IPI welcomed the decision by Liberian President Ellen Johnson Sirleaf to work toward the repeal of criminal defamation laws in her country, which came amid other recent positive developments with respect to libel laws around the world.

In a speech given on May 3, President Johnson Sirleaf endorsed the Declaration of Table Mountain, which calls for the repeal of criminal defamation and insult laws across the African continent. She is the second African head of state to do so, after Niger’s President Mahamadou Issoufou in November 2011, according to a statement from the World Association of Newspapers and News Publishers (WAN-IFRA).

The Declaration was adopted in 2007 at a World Association of Newspaper conference in partnership with IPI and many other regional and international press freedom groups.
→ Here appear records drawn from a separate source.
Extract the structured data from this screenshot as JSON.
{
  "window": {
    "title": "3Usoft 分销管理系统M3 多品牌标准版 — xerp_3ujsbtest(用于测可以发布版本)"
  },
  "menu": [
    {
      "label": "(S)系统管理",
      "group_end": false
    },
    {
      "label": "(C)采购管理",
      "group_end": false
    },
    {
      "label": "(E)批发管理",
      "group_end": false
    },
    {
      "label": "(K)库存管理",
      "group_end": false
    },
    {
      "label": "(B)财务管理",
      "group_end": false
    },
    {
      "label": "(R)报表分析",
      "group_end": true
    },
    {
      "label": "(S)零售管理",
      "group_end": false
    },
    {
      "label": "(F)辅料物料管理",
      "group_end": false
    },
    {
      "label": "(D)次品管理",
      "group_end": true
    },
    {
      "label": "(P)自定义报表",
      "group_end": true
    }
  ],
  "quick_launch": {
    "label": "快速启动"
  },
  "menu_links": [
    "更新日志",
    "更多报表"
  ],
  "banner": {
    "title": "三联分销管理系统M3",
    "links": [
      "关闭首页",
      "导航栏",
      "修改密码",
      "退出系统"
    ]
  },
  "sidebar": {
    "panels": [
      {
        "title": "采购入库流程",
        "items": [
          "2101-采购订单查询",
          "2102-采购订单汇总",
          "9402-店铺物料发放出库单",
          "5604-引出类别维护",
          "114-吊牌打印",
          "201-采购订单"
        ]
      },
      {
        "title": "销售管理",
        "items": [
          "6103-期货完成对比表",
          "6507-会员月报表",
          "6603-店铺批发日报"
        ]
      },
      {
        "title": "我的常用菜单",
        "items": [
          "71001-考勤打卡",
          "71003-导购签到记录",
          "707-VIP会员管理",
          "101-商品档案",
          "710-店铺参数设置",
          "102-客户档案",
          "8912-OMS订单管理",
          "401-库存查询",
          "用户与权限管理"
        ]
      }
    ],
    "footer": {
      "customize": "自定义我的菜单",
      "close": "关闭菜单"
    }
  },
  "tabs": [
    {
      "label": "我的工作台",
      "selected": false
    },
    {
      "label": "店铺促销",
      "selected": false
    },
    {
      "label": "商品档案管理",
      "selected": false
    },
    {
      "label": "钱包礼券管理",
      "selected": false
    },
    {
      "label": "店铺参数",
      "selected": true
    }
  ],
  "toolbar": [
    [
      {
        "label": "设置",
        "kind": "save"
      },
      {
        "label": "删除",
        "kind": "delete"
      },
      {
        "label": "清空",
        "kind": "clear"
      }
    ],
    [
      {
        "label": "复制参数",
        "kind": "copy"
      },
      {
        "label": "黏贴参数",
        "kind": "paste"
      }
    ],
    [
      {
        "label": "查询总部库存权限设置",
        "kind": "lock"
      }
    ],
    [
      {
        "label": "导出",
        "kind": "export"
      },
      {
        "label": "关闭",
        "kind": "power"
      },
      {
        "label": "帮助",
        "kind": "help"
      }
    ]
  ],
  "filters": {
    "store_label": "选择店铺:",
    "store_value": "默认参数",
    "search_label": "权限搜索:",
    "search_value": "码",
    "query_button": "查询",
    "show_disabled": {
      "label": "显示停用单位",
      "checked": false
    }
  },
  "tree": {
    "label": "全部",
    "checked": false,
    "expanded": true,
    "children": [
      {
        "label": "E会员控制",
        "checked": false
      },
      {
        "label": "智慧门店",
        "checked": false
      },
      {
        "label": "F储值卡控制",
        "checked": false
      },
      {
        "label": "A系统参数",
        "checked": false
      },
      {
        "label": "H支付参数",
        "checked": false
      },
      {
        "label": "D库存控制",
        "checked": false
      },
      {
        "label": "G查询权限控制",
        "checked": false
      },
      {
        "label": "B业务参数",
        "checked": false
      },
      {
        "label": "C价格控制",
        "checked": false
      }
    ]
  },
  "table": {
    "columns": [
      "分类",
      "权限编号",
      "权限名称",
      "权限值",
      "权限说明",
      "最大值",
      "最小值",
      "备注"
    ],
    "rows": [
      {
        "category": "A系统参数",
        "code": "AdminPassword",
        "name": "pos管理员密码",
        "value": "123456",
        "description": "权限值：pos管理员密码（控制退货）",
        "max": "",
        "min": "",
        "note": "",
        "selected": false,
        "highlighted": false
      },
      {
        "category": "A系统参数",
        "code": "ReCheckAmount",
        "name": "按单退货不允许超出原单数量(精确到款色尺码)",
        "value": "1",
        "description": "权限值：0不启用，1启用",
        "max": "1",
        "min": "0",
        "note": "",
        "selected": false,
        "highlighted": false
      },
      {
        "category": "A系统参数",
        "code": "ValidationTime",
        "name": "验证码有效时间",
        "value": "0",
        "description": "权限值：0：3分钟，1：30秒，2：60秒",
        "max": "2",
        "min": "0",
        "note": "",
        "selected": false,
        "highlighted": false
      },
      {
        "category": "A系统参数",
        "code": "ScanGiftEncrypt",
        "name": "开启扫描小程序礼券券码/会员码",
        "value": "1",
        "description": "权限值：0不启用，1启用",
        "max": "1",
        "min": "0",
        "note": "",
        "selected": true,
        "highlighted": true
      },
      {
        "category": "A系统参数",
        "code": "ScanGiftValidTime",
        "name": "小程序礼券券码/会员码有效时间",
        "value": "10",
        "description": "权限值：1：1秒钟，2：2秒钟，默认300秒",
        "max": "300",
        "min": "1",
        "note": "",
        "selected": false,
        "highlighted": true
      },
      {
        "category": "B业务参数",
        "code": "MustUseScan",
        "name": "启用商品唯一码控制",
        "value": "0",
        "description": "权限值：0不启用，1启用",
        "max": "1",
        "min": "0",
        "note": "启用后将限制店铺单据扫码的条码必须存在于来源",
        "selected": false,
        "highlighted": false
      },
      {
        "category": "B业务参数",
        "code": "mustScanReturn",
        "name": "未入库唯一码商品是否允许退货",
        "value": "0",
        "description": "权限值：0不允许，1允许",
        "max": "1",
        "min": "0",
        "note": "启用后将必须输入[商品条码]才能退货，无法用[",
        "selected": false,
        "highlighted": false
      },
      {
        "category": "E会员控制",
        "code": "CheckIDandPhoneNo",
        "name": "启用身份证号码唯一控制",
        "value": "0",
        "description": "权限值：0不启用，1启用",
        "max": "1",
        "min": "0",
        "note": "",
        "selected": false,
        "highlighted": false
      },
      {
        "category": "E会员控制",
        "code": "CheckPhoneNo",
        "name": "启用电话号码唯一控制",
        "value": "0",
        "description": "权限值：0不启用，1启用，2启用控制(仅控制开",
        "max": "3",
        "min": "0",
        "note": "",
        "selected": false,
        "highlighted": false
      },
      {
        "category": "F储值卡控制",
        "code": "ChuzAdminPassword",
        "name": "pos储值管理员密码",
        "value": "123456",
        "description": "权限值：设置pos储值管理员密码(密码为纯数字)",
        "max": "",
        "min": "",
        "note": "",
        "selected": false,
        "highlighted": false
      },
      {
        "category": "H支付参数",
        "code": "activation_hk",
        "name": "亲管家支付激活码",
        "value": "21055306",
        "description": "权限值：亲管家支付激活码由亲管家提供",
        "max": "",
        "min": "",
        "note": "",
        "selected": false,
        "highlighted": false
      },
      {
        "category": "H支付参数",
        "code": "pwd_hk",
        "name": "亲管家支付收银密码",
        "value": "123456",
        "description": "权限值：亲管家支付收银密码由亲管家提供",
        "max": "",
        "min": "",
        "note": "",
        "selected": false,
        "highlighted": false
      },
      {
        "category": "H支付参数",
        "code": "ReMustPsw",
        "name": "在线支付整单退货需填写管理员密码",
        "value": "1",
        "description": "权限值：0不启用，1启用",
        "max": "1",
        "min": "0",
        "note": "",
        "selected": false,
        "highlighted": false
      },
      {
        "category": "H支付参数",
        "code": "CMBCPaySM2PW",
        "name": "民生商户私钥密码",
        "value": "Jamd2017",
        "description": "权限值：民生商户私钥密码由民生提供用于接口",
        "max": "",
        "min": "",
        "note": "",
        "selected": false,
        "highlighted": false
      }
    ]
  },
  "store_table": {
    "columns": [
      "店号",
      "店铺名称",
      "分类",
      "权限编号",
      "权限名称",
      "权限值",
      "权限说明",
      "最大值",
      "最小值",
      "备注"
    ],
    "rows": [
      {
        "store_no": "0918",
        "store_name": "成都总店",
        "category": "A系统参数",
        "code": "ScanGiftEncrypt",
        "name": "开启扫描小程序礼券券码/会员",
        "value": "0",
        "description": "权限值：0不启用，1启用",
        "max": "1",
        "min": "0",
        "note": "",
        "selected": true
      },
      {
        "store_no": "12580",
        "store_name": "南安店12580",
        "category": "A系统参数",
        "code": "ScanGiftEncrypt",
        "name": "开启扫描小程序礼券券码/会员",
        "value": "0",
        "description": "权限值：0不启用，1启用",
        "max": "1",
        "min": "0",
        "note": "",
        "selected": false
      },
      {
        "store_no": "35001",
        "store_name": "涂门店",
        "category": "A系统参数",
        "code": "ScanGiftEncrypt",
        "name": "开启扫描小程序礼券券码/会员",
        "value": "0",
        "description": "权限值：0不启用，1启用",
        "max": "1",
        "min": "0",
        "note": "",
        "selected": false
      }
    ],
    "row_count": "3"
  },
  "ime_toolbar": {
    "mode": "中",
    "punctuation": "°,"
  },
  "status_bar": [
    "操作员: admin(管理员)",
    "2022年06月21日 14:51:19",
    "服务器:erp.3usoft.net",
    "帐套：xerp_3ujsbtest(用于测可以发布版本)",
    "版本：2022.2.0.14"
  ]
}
The Declaration identifies “as the greatest scourge of press freedom on the continent the continued implementation of ‘insult laws’, which outlaw criticism of politicians and those in authority, and criminal defamation legislation, both of which are used indiscriminately in the vast majority of African states that maintain them and which have as their prime motive the ‘locking up of information’.”

The International Press Institute (IPI) believes that criminal defamation laws are a scourge not just in Africa but around the world, and recently launched a campaign to have criminal defamation laws repealed throughout the Caribbean, which will see an IPI delegation visiting the Dominican Republic, Jamaica, Barbados and Trinidad and Tobago to meet with government, media, and civil society representatives on decriminalising libel offences.

On May 2, the Caribbean Media Corporation reported that the prime minister of Grenada, Tillman Thomas, promised: “Before the end of this year there should be no criminal libel on our law books”. Thomas reportedly also pledged that his government would push for passage of a Freedom of Information Act and a new media policy.

IPI also welcomed other positive steps taken around the world.

Britain’s Queen Elizabeth II announced Wednesday in her traditional speech to open a new session of Parliament that a measure to overhaul the United Kingdom’s defamation laws would be part of the legislative agenda. Although the speech did not provide details, the announcement meant that Prime Minister David Cameron’s coalition government could shortly introduce a bill free speech groups said they hoped would curb the so-called practice of “libel tourism,” for which the United Kingdom has faced increasing criticism in recent years.

The New York Times reported that the U.K.’s Justice Ministry, in a briefing document provided to journalists, said the bill “will reduce the potential for trivial claims and address the perception that our courts are an attractive forum for libel claimants with little connection to this country, so that our law is respected internationally”. The document also indicated that the bill, among other provisions, would strengthen protection for websites hosting user-generated content, as well as measures to curb trivial claims, the Times said.

Earlier this week, Kosovo President Atifete Jahjaga’s press office reportedly said that she would not sign a draft criminal law passed in March which would single out journalists and impose jail time for defamation, and which would force journalists to reveal sources. The proposed law will now go back before Kosovo’s parliament.

Prosecutors in the Canadian province of New Brunswick last week decided not to pursue criminal libel charges against blogger Charles LeBlanc, who posted comments describing a police officer as a “sexual pervert” following an altercation, in which LeBlanc alleged the officer touched him inappropriately. Courts in the provinces of Alberta, Saskatchewan and Ontario have ruled that Canada’s criminal libel law, Sec. 301 of the country’s Criminal Code, is unconstitutional and a spokesperson for the New Brunswick Attorney General’s Office said “it is highly unlikely that any court in New Brunswick would come to a contrary decision.”

Last week, the European Broadcasting Union said that the head of Azerbaijani President Ilham Aliyev’s political department, Ali Hasanov, told EBU representatives following a meeting at the broadcasters’ headquarters in Geneva that his country’s leadership “was open to changing state legislation to reduce defamation to a civil and not a criminal offence”. Hasanov also reportedly pledged that his government would probe alleged abuses of journalists, but some observers were harshly critical of the meeting, calling it little more than window-dressing as the oil-rich Caspian nation prepares to play host to the EBU’s Eurovision Song Contest later this month.

On April 30, members of a parliamentary law consolidation committee in Malta reportedly indicated support for a proposal to decriminalise libel, but some members of the committee called for a corresponding increase in civil libel penalties.